A, The Y-maze assembled to conduct the tactile phase in red light conditions where the rat is able to explore objects via touch. B, both groups of offspring display robust novelty preference in the tactile phase with novel object exploration significantly greater than chance levels. C, The Y-maze assembled for the visual phase which is conducted in white light conditions with the addition of a clear, Plexiglas window to prevent tactile exploration of the objects, limiting the rats to visual observation. D, Saline offspring demonstrated visual memory with novel object exploration significantly greater than chance but polyI:C offspring did not perform above chance levels. E, The Y-maze assembled for the crossmodal phase which has a tactile sample phase and visual test phase.
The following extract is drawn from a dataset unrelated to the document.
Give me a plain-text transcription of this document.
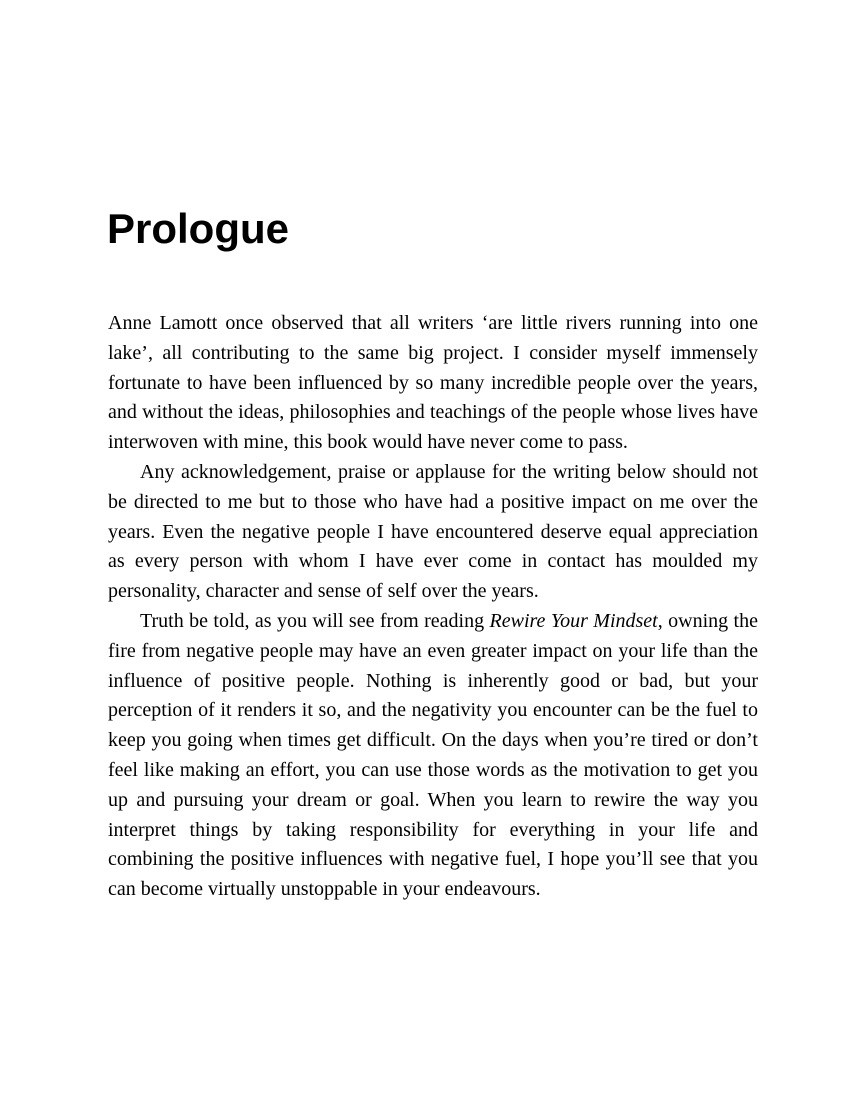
Prologue

Anne Lamott once observed that all writers ‘are little rivers running into one lake’, all contributing to the same big project. I consider myself immensely fortunate to have been influenced by so many incredible people over the years, and without the ideas, philosophies and teachings of the people whose lives have interwoven with mine, this book would have never come to pass.

Any acknowledgement, praise or applause for the writing below should not be directed to me but to those who have had a positive impact on me over the years. Even the negative people I have encountered deserve equal appreciation as every person with whom I have ever come in contact has moulded my personality, character and sense of self over the years.

Truth be told, as you will see from reading Rewire Your Mindset, owning the fire from negative people may have an even greater impact on your life than the influence of positive people. Nothing is inherently good or bad, but your perception of it renders it so, and the negativity you encounter can be the fuel to keep you going when times get difficult. On the days when you’re tired or don’t feel like making an effort, you can use those words as the motivation to get you up and pursuing your dream or goal. When you learn to rewire the way you interpret things by taking responsibility for everything in your life and combining the positive influences with negative fuel, I hope you’ll see that you can become virtually unstoppable in your endeavours.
F, both groups failed to display crossmodal recognition memory as novel object exploration was equal to chance; # indicates significant difference from chance exploration (DR = 0, p < 0.05) in a single sample t test. Schematic has been published previously (Lins et al., 2018; Paylor et al., 2018).

Figure 5.

A, Schematic of the white square arena used to conduct the oddity discrimination task showing the arrangement of three identical objects and one different, or odd object. Schematic has been published previously (Lins et al., 2018). B, bar graph displaying the percentage of total object exploration spent examining the odd object. PolyI:C offspring displayed significantly less oddity preference than saline offspring (*p < 0.05).